Jumped out of the stand? "Say, you jumped out of the stand?" "Yessir" Oh, did I forget to mention that I was in a ladder stand, but he was in a climber? He jumped out of the stand?
We walked back to his tree and there it was ... about fourteen feet up on a nice big pine tree as pretty as you please. He had leaped for dear life right out of the tree from fourteen feet up, landed on his feet and took off for his life to escape the fog monster!
We went back that afternoon and rescued the climbing stand 'cause I was laughing to hard to help right then! God bless him. I've never let him live it down, just between him and me.

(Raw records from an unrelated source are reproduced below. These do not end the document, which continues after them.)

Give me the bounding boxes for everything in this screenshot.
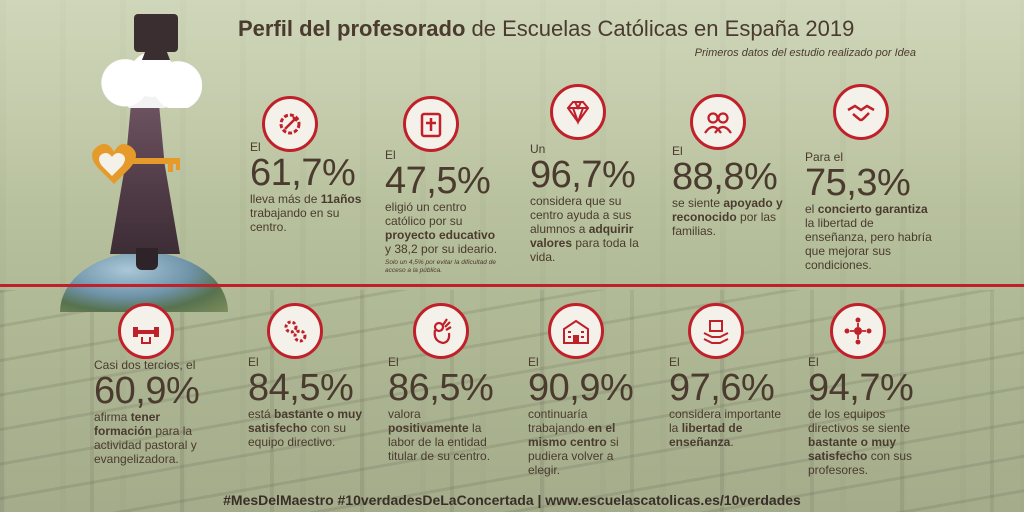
stat-intro: El [669, 355, 680, 369]
stat-description: valora positivamente la labor de la enti… [388, 407, 491, 463]
stat-percentage: 61,7% [250, 152, 356, 194]
stat-percentage: 84,5% [248, 367, 354, 409]
people-icon [690, 94, 746, 150]
stat-intro: El [388, 355, 399, 369]
stat-description: eligió un centro católico por su proyect… [385, 200, 498, 256]
network-people-icon [830, 303, 886, 359]
stat-block: Casi dos tercios, el 60,9% afirma tener fo… [94, 358, 218, 466]
camera-icon [134, 14, 178, 52]
title-bold: Perfil del profesorado [238, 16, 466, 41]
stat-description: de los equipos directivos se siente bast… [808, 407, 913, 477]
stat-percentage: 75,3% [805, 162, 911, 204]
stat-description: lleva más de 11años trabajando en su cen… [250, 192, 362, 234]
stat-percentage: 86,5% [388, 367, 494, 409]
stat-description: considera que su centro ayuda a sus alum… [530, 194, 639, 264]
stat-description: afirma tener formación para la actividad… [94, 410, 197, 466]
stat-intro: El [248, 355, 259, 369]
hands-box-icon [688, 303, 744, 359]
stat-percentage: 96,7% [530, 154, 636, 196]
handshake-icon [833, 84, 889, 140]
stat-percentage: 94,7% [808, 367, 914, 409]
gears-wrench-icon [262, 96, 318, 152]
illustration-teacher [52, 8, 232, 312]
footer-hashtags: #MesDelMaestro #10verdadesDeLaConcertada… [223, 492, 801, 508]
stat-percentage: 60,9% [94, 370, 200, 412]
stat-block: El 97,6% considera importante la libertad … [669, 355, 785, 449]
stat-block: El 86,5% valora positivamente la labor de … [388, 355, 504, 463]
stat-description: se siente apoyado y reconocido por las f… [672, 196, 783, 238]
cross-book-icon [403, 96, 459, 152]
stat-intro: El [672, 144, 683, 158]
school-building-icon [548, 303, 604, 359]
ok-hand-icon [413, 303, 469, 359]
dumbbell-icon [118, 303, 174, 359]
stat-block: El 61,7% lleva más de 11años trabajando en… [250, 140, 368, 234]
stat-intro: Para el [805, 150, 844, 164]
stat-description: el concierto garantiza la libertad de en… [805, 202, 932, 272]
stat-percentage: 97,6% [669, 367, 775, 409]
page-subtitle: Primeros datos del estudio realizado por… [694, 47, 916, 59]
stat-intro: Casi dos tercios, el [94, 358, 196, 372]
stat-footnote: Solo un 4,5% por evitar la dificultad de… [385, 259, 496, 274]
diamond-icon [550, 84, 606, 140]
stat-intro: El [808, 355, 819, 369]
stat-intro: El [250, 140, 261, 154]
gears-icon [267, 303, 323, 359]
section-divider [0, 284, 1024, 287]
cloud-head [92, 52, 202, 108]
stat-intro: Un [530, 142, 546, 156]
stat-percentage: 47,5% [385, 160, 491, 202]
teacher-feet [136, 248, 158, 270]
page-title: Perfil del profesorado de Escuelas Catól… [238, 16, 918, 42]
stat-block: El 90,9% continuaría trabajando en el mism… [528, 355, 644, 477]
stat-block: El 94,7% de los equipos directivos se sien… [808, 355, 924, 477]
stat-block: El 47,5% eligió un centro católico por su … [385, 148, 503, 275]
stat-description: está bastante o muy satisfecho con su eq… [248, 407, 363, 449]
title-rest: de Escuelas Católicas en España 2019 [465, 16, 855, 41]
stat-block: Un 96,7% considera que su centro ayuda a s… [530, 142, 648, 264]
stat-percentage: 88,8% [672, 156, 778, 198]
stat-intro: El [385, 148, 396, 162]
stat-block: Para el 75,3% el concierto garantiza la li… [805, 150, 933, 272]
stat-block: El 88,8% se siente apoyado y reconocido po… [672, 144, 790, 238]
stat-description: continuaría trabajando en el mismo centr… [528, 407, 619, 477]
stat-block: El 84,5% está bastante o muy satisfecho co… [248, 355, 364, 449]
stat-percentage: 90,9% [528, 367, 634, 409]
stat-intro: El [528, 355, 539, 369]
stat-description: considera importante la libertad de ense… [669, 407, 782, 449]
key-icon [92, 144, 180, 184]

When I asked him why he didn't think it might be safer to stay in the tree, he said he thought it could see him and he didn't know if it could climb. It? Say what? I just let him off the hook. He was embarrassed enough. I still chuckle when I think of it.
PS: The part of his tale of jumping to the ground, landing flat-footed and taking off is another part I just smile about, but at least he came out unharmed, in spite his best efforts to commit suicide.
[This message has been edited by sensop (edited March 19, 2000).]
|March 21, 2000, 03:08 PM||#7|
Join Date: February 4, 2000
sensop, thanks for the post about the deer hunt with your son. That brought back vivid memories of the first time that I ever heard a screech owl when I was a boy.
I'm still wiping away the tears of laughter!
|March 22, 2000, 07:27 AM||#8|
Join Date: December 31, 1999
Location: Middle Georgia
It reminds me of that one remaining primordial cell we all still have, way down in the middle of the brain that kicks in and puts you on automatic for a few seconds.
It's hard to believe that we still have an instinct "switch" that can close so easy. 'Sure can make a fool out of you. But, in the right circumstances it could save your life.
Yep, I just jumped out o'that ol' tree and took off! Well, yeah, I mighta rolled a couple of times when I hit the ground, but I don't remember cause I was haulin' ass!
[This message has been edited by sensop (edited March 22, 2000).]